Industrial-Scale Production Validation
Based on the laboratory findings, a production trial was conducted for a single-tire wheel hub casting (weight: 27 kg, wall thickness: 10/25 mm, specified grade: QT550-7). The processing parameters were scaled up using a 425 kg treatment ladle. The charge was melted and treated following the duplex process. The alloying strategy adopted the more stable and machinable approach: a lower Mn range (0.5-0.6%) coupled with a moderate Cu addition (0.2-0.3%). The final chemistry of the production heat is shown below (wt%): C: 3.77, Si: 2.41, Mn: 0.51, P: 0.032, S: 0.013, Mgres: 0.037, Cu: 0.23.

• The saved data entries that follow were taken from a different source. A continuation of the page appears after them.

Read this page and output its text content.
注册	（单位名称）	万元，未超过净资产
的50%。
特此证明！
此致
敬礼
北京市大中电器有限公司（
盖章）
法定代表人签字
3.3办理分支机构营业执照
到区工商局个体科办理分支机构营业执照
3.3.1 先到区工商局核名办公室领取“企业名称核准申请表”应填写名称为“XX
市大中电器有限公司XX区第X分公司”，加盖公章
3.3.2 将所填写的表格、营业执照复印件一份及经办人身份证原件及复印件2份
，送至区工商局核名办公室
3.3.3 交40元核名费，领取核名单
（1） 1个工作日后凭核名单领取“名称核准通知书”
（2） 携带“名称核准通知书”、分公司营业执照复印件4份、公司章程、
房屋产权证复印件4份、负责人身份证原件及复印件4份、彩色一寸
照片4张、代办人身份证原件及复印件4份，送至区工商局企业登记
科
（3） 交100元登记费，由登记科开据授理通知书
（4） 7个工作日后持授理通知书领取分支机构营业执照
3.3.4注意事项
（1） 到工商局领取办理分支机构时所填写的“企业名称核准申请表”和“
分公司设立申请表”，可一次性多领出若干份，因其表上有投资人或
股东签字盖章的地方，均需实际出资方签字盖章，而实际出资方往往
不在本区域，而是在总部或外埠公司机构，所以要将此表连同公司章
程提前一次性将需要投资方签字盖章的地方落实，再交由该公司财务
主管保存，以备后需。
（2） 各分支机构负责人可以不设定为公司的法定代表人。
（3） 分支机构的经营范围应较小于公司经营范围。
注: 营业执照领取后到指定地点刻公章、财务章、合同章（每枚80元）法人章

Four wheel hubs were cast on a DISA molding line alongside controlling Y-blocks. The Y-blocks showed consistent properties: tensile strength 573-582 MPa, elongation 8.2-12.9%, hardness 195-206 HB, with a microstructure of 45% pearlite and excellent nodularity. The cast hubs were sectioned, and hardness was measured at six points from the top to the bottom of the casting. The results showed a maximum hardness of 237 HB, a minimum of 205 HB, and a maximum spread of 32 HB. The microstructure at all checked locations was primarily ferritic-pearlitic with pearlite content between 45-55%, and nodularity was maintained at ratings of 3-4. No undesirable carbides were observed. The mechanical properties on the castings met the QT550-7 specification, and the hardness uniformity confirmed good expected machinability.
Conclusions
This investigation successfully delineated a robust production methodology for as-cast QT550-7 spheroidal graphite cast iron and established the critical influence of Cu and Mn alloying strategies. The following conclusions are drawn:
- Viable Composition Window: A stable as-cast QT550-7 can be produced with the following chemical composition (wt%): 3.7-3.8 C, 2.4-2.6 Si, ≤0.03 P, ≤0.02 S, 0.5-0.6 Mn, 0.25-0.35 Cu, with careful control of residual magnesium and rare earths.

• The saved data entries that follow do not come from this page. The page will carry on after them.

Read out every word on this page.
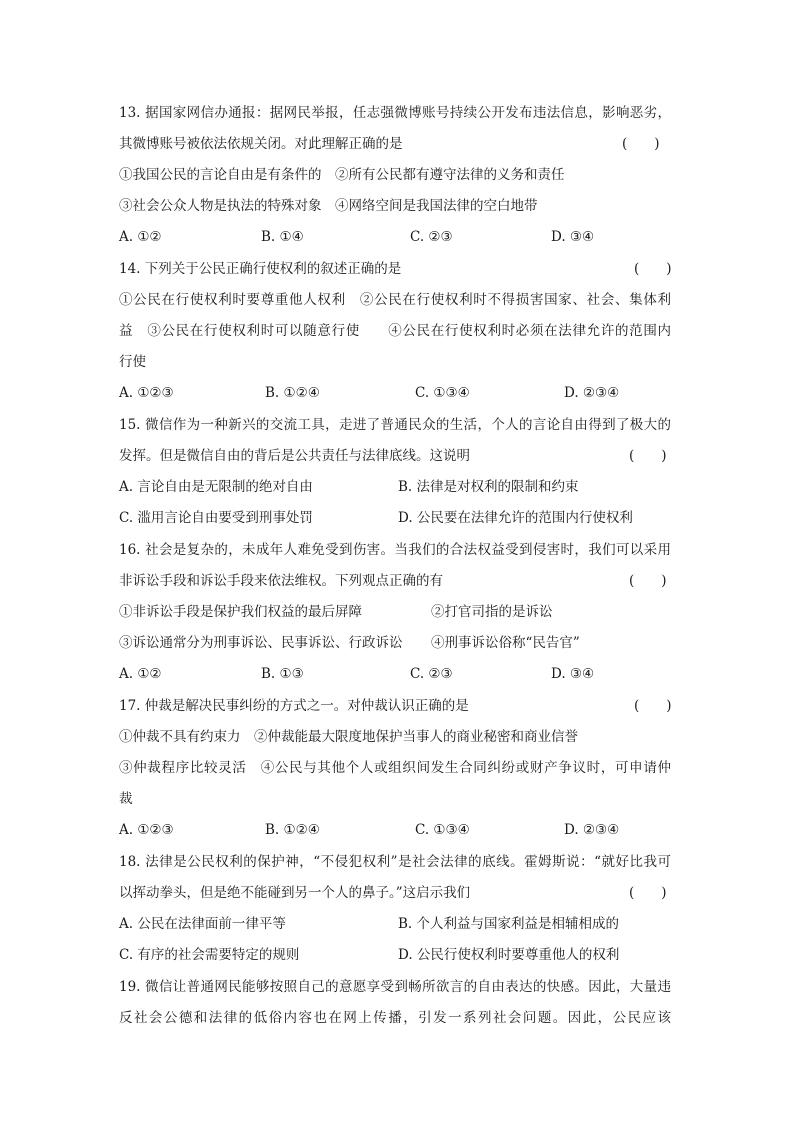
13. 据国家网信办通报：据网民举报，任志强微博账号持续公开发布违法信息，影响恶劣，
其微博账号被依法依规关闭。对此理解正确的是	(　　)
①我国公民的言论自由是有条件的　②所有公民都有遵守法律的义务和责任
③社会公众人物是执法的特殊对象　④网络空间是我国法律的空白地带
A. ①②	B. ①④	C. ②③	D. ③④
14. 下列关于公民正确行使权利的叙述正确的是	(　　)
①公民在行使权利时要尊重他人权利　②公民在行使权利时不得损害国家、社会、集体利
益　③公民在行使权利时可以随意行使　　④公民在行使权利时必须在法律允许的范围内
行使
A. ①②③	B. ①②④	C. ①③④	D. ②③④
15. 微信作为一种新兴的交流工具，走进了普通民众的生活，个人的言论自由得到了极大的
发挥。但是微信自由的背后是公共责任与法律底线。这说明	(　　)
A. 言论自由是无限制的绝对自由	B. 法律是对权利的限制和约束
C. 滥用言论自由要受到刑事处罚	D. 公民要在法律允许的范围内行使权利
16. 社会是复杂的，未成年人难免受到伤害。当我们的合法权益受到侵害时，我们可以采用
非诉讼手段和诉讼手段来依法维权。下列观点正确的有	(　　)
①非诉讼手段是保护我们权益的最后屏障	②打官司指的是诉讼
③诉讼通常分为刑事诉讼、民事诉讼、行政诉讼 ④刑事诉讼俗称“民告官”
A. ①②	B. ①③	C. ②③	D. ③④
17. 仲裁是解决民事纠纷的方式之一。对仲裁认识正确的是	(　　)
①仲裁不具有约束力　②仲裁能最大限度地保护当事人的商业秘密和商业信誉
③仲裁程序比较灵活　④公民与其他个人或组织间发生合同纠纷或财产争议时，可申请仲
裁
A. ①②③	B. ①②④	C. ①③④	D. ②③④
18. 法律是公民权利的保护神，“不侵犯权利”是社会法律的底线。霍姆斯说：“就好比我可
以挥动拳头，但是绝不能碰到另一个人的鼻子。”这启示我们	(　　)
A. 公民在法律面前一律平等	B. 个人利益与国家利益是相辅相成的
C. 有序的社会需要特定的规则	D. 公民行使权利时要尊重他人的权利
19. 微信让普通网民能够按照自己的意愿享受到畅所欲言的自由表达的快感。因此，大量违
反社会公德和法律的低俗内容也在网上传播，引发一系列社会问题。因此，公民应该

- Alloying Element Synergy: The Cu/Mn ratio is a decisive factor. A combination of high Mn and low Cu effectively increases pearlite fraction, tensile strength, and bulk hardness but at the cost of reduced ductility and a greater sensitivity of hardness to casting section size (cooling rate). This variant may be suitable for applications like automotive chassis or hubs where higher hardness and wear resistance are prioritized, and cost is a significant factor (using less Cu).

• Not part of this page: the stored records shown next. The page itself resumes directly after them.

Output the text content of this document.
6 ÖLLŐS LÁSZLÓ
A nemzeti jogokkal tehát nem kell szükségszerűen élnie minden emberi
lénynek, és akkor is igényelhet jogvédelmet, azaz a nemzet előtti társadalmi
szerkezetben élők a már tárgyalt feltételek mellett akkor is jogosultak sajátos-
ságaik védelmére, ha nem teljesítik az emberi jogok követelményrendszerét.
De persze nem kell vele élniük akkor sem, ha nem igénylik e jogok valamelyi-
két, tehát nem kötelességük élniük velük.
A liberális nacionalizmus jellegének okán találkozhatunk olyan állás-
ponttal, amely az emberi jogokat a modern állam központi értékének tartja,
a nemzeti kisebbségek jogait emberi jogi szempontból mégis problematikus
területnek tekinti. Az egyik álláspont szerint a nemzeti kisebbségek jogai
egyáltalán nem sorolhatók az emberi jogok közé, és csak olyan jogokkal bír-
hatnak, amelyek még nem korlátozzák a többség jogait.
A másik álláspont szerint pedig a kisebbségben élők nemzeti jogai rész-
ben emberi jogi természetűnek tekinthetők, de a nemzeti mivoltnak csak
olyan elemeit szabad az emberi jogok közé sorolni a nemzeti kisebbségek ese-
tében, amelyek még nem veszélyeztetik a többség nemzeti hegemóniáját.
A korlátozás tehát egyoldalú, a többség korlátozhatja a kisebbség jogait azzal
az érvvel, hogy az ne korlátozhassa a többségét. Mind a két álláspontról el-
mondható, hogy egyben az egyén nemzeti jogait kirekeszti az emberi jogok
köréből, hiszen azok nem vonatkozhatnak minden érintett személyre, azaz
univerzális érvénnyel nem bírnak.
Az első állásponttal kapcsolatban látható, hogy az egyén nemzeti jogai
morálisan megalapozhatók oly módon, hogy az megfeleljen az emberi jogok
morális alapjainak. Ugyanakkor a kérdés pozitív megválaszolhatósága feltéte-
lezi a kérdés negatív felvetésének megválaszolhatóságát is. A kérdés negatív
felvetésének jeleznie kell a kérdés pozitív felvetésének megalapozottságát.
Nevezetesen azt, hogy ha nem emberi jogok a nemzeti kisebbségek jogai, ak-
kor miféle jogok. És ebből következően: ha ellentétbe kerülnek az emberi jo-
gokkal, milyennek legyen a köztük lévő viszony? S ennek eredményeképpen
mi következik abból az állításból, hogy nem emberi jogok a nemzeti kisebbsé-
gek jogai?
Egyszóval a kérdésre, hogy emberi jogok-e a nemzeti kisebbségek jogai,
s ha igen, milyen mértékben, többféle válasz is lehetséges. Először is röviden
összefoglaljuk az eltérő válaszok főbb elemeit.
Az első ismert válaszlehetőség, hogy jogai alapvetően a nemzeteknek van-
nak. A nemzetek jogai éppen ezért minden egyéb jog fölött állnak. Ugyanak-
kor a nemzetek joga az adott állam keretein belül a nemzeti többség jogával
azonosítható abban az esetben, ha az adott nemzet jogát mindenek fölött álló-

- Optimized Balance for Machinability: A combination of high Cu and low Mn yields a superior balance of properties: lower and more uniform hardness, higher elongation, and finer microstructural constituents. This variant ensures excellent and predictable machinability, making it ideal for safety-critical components like crankshafts that require high fatigue strength and toughness under dynamic loads.
- Process Stability: The cupola-electric furnace duplex melting process, combined with effective nodularizing and inoculating practices, provides sufficient foundation for the consistent production of high-quality spheroidal graphite cast iron. The chosen alloying strategy based on Cu addition enhances process stability by minimizing the risk of carbide formation associated with high Mn levels, especially in varying section thicknesses.
In summary, the production of as-cast QT550-7 spheroidal graphite cast iron is not merely a matter of achieving a chemical specification but involves a strategic selection of alloying elements to tailor the microstructure for the intended mechanical performance and manufacturability requirements. The findings provide a clear guideline for selecting the appropriate Cu/Mn balance based on the specific service and machining demands of the cast component.